Pointillism using Canny filter
This exercise consists of using Canny filter to produce pontillism images. One could implement a simple pointillism algorithm with circles that have the same size. However, a more interesting painting could be to use Canny filters with varying thresholds in order to draw radius with multiple radius.
The following result was produced using the algorithm as mentioned above. For every round, the minimum threshold is increased and the circle radius decreases. Also, some randomness helps as well:
- Some jitter is added to every circle painted, so the circles do not look perfectly aligned (simulating how a human would draw)

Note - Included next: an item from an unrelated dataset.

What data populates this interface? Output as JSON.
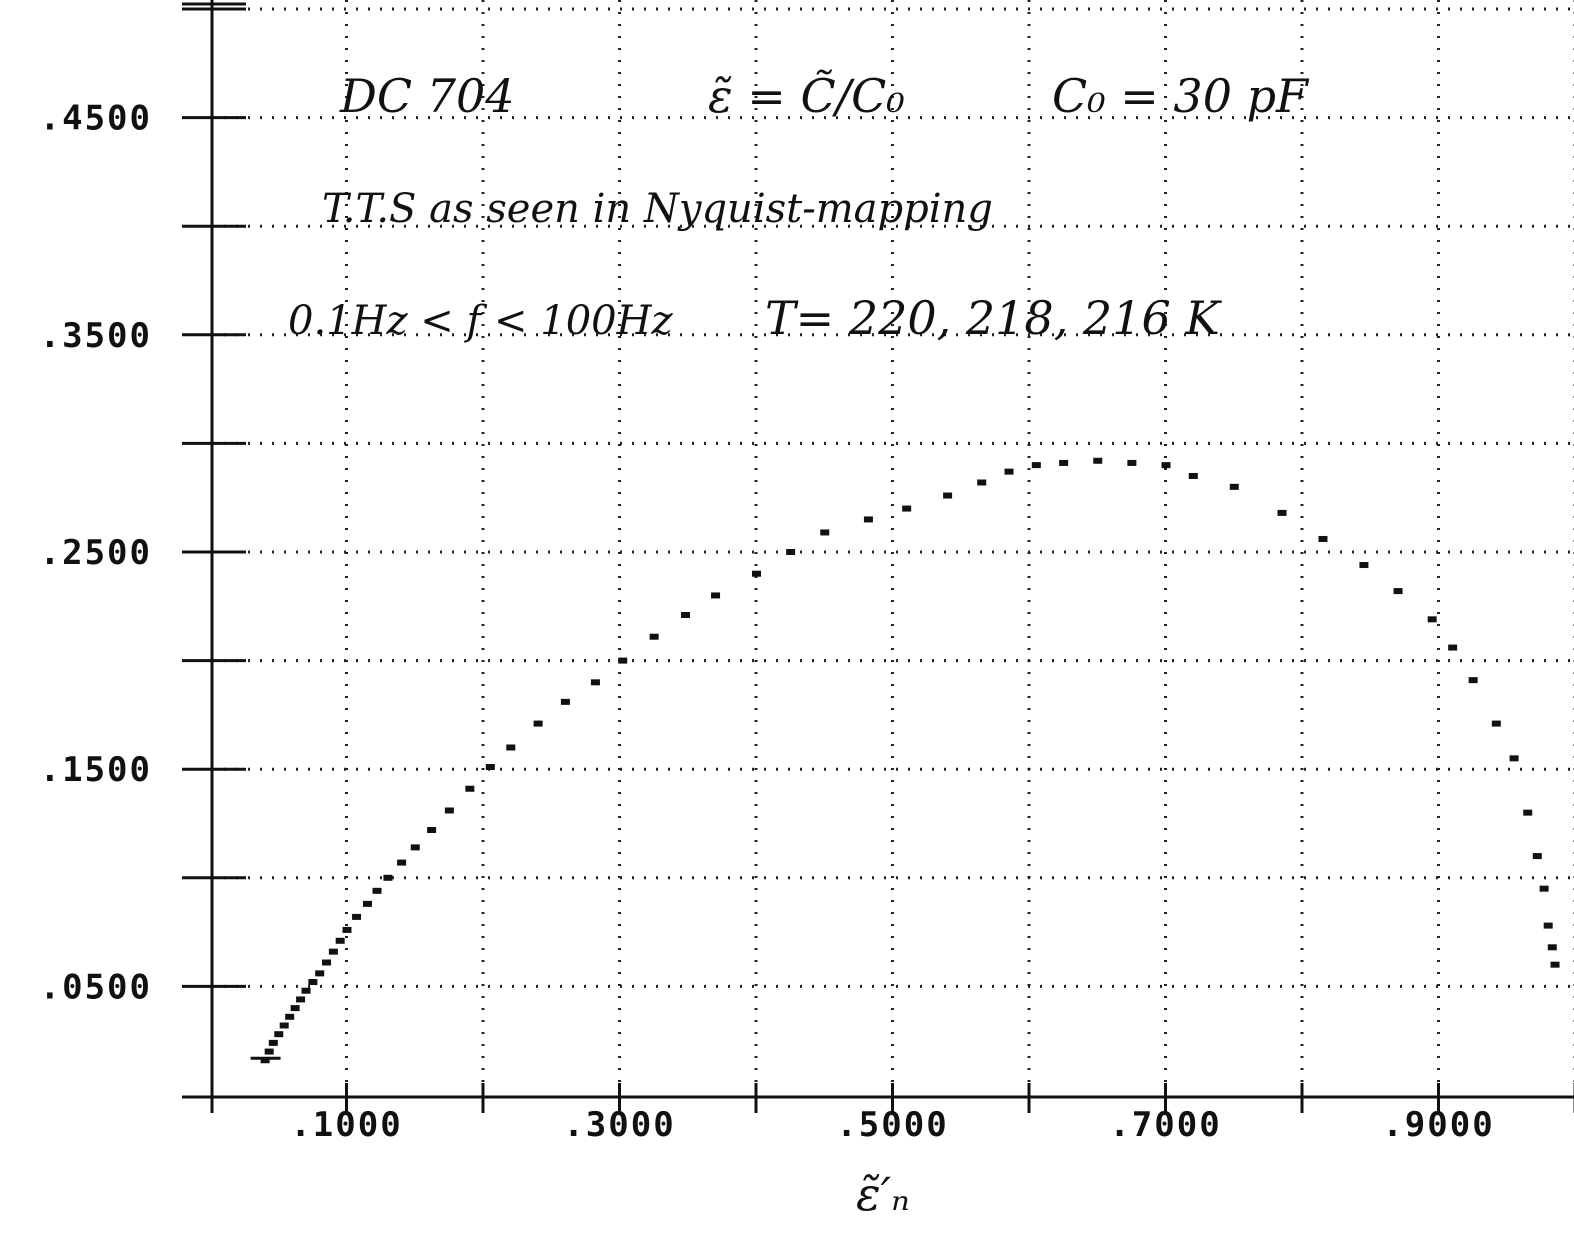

- The circles are not drawn in progressive order. Instead, every iteration the drawing order is shuffled so there is not perfect superposition in any direction.
Original image
Pointillism image
pointillism_canny.cpp
#include <iostream>
#include <opencv2/opencv.hpp>
#include <vector>
#include <numeric>
#include <ctime>
#include <cstdlib>
using namespace std;
using namespace cv;
#define JITTER 15
#define ROUNDS 3
#define RADIUS 30
vector<int> yrange;
vector<int> xrange;
int width, height;
void init_ranges(Mat &image, int step) {
cout << __func__ << endl;
width = image.size().width;
height = image.size().height;
xrange.resize(height/step);
yrange.resize(width/step);
iota(xrange.begin(), xrange.end(), 0);
iota(yrange.begin(), yrange.end(), 0);
for (auto &i : xrange) {
i = (i * step) + (step / 2);
}
for (auto &j : yrange) {
j = (j * step) + (step / 2);
}
}
void initial_round(Mat &image, Mat &points, Mat &image_color) {
cout << __func__ << endl;
random_shuffle(xrange.begin(), xrange.end());
for(auto i : xrange) {
random_shuffle(yrange.begin(), yrange.end());
for(auto j : yrange) {
int x = i+rand()%(2*JITTER)-JITTER+1;
int y = j+rand()%(2*JITTER)-JITTER+1;
Vec3b color = image_color.at<Vec3b>(x,y);
circle(points,
cv::Point(y,x),
RADIUS,
Scalar(color),
-1,
CV_AA);
}
}
}
void draw_circles(Mat &image, Mat &points, Mat &image_color,
int thresh, int radius) {
Mat border;
cout << __func__ << endl;
Canny(image, border, thresh, 3*thresh);
random_shuffle(xrange.begin(), xrange.end());
for(auto i : xrange) {
random_shuffle(yrange.begin(), yrange.end());
for(auto j : yrange) {
int border_point = border.at<uchar>(i,j);
if (border_point == 255) {
int x = i+rand()%(2*JITTER)-JITTER+1;
int y = j+rand()%(2*JITTER)-JITTER+1;
Vec3b color = image_color.at<Vec3b>(x,y);
circle(points,
cv::Point(y,x),
radius,
Scalar(color),
-1,
CV_AA);
}
}
}
}
int main(int argc, char** argv){
if (argc != 2) {
cout << "usage: " << argv[0] << " image.png" << endl;
exit(1);
}
Mat image, image_color, points;
image_color = imread(argv[1]);
cvtColor(image_color, image, CV_BGR2GRAY);
namedWindow("pontos", WINDOW_NORMAL);
srand(time(0));
if(!image.data){
cout << "Could not open" << argv[1] << endl;
exit(1);
}
init_ranges(image, 5);
points = Mat(height, width, CV_8UC3,
Scalar(255, 255, 255));
initial_round(image, points, image_color);
for (int i = 0, thresh = 20;
i < ROUNDS;
++i, thresh += (100 - 20)/(ROUNDS-1) ) {
init_ranges(image, ROUNDS-i);
draw_circles(image, points, image_color,
thresh, 5*(ROUNDS-i));
}
imshow("pontos", points);
while(1)
if(waitKey(10) == 27) break;
return 0;
}